WHERE THE ROCK SPLITS THE SKY

by Philip Webb

Pub Date: March 25th, 2014
ISBN: 978-0-545-55701-6
Publisher: Chicken House/Scholastic

In a bizarre post-apocalyptic future, Megan Bridgwater’s world is defined by Western garb, gab and clichés.

There are horses, saloons, outlaws, a stagecoach robbery, poker games—everything but cattle and rustlers. Alien Visitors who arrived 20 years ago have created a land of perpetual daytime: They’ve stopped the Earth’s rotation, leaving the sun always in the sky and otherwise wreaking havoc.
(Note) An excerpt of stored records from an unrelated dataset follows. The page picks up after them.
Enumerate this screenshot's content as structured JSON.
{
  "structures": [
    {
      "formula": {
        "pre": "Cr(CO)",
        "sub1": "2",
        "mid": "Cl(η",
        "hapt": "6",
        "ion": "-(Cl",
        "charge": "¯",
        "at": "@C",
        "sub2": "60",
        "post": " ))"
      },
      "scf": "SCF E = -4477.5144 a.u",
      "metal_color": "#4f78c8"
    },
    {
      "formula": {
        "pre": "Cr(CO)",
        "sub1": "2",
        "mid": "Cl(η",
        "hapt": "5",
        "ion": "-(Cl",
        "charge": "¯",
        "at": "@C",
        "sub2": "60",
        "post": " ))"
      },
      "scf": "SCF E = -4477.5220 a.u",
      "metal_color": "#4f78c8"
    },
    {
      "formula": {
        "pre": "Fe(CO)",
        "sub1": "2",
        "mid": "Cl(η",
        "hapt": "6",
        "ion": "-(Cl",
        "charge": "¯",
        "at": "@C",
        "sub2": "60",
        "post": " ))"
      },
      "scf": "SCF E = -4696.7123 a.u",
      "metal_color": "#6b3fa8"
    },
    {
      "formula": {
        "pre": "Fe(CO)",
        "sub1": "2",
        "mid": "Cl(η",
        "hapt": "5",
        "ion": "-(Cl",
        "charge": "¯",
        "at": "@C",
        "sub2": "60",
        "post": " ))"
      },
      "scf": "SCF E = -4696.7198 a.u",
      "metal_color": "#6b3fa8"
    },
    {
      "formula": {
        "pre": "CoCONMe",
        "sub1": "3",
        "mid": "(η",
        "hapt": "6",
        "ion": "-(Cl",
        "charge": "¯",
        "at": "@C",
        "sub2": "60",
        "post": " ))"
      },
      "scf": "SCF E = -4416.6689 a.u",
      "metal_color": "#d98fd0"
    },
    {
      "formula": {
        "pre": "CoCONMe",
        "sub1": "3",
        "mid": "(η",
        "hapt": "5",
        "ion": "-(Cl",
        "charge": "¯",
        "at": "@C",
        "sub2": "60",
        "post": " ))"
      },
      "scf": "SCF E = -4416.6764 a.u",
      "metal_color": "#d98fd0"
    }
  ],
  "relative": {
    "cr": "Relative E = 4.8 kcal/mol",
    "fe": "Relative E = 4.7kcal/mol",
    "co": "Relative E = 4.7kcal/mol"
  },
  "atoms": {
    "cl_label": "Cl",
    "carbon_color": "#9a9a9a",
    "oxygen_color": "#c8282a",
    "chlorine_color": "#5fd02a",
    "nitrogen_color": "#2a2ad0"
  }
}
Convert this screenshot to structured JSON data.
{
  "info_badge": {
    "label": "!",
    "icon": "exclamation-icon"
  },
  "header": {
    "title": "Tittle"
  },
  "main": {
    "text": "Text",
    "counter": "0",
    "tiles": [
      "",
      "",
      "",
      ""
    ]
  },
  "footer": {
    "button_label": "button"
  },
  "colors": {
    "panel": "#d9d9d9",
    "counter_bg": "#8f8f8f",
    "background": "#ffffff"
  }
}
The Zone, a place of “[w]eird space-time wrinkles,” stretches from the Midwest to the Pacific. Despite that, Megan, an expert tracker, heads out into no man’s land to find her father. She’s accompanied first by Luis, a Mexican blacksmith who eventually becomes a love interest, and joined by Kelly, an alien abductee who has missed the past 20 years. This threesome is determined to get from Marfa, Texas, to Spider Rock in Canyon de Chelly, Ariz., where they hope all answers can be found. Megan’s formal, present-tense narration is reminiscent of Charles Portis. A weird concoction of familiar and strange elements, the plot challenges the characters in ways that cause them to draw on both magical and old-fashioned ingenuity. So much happens that the characters remain fairly flat, the violence has a cartoonish quality, and the climactic moment goes over the top. That doesn’t stop the premise, unlikely as it is, from being cool as hell.

For Western aficionados who don’t mind alien outlaws in their shoot’em-ups.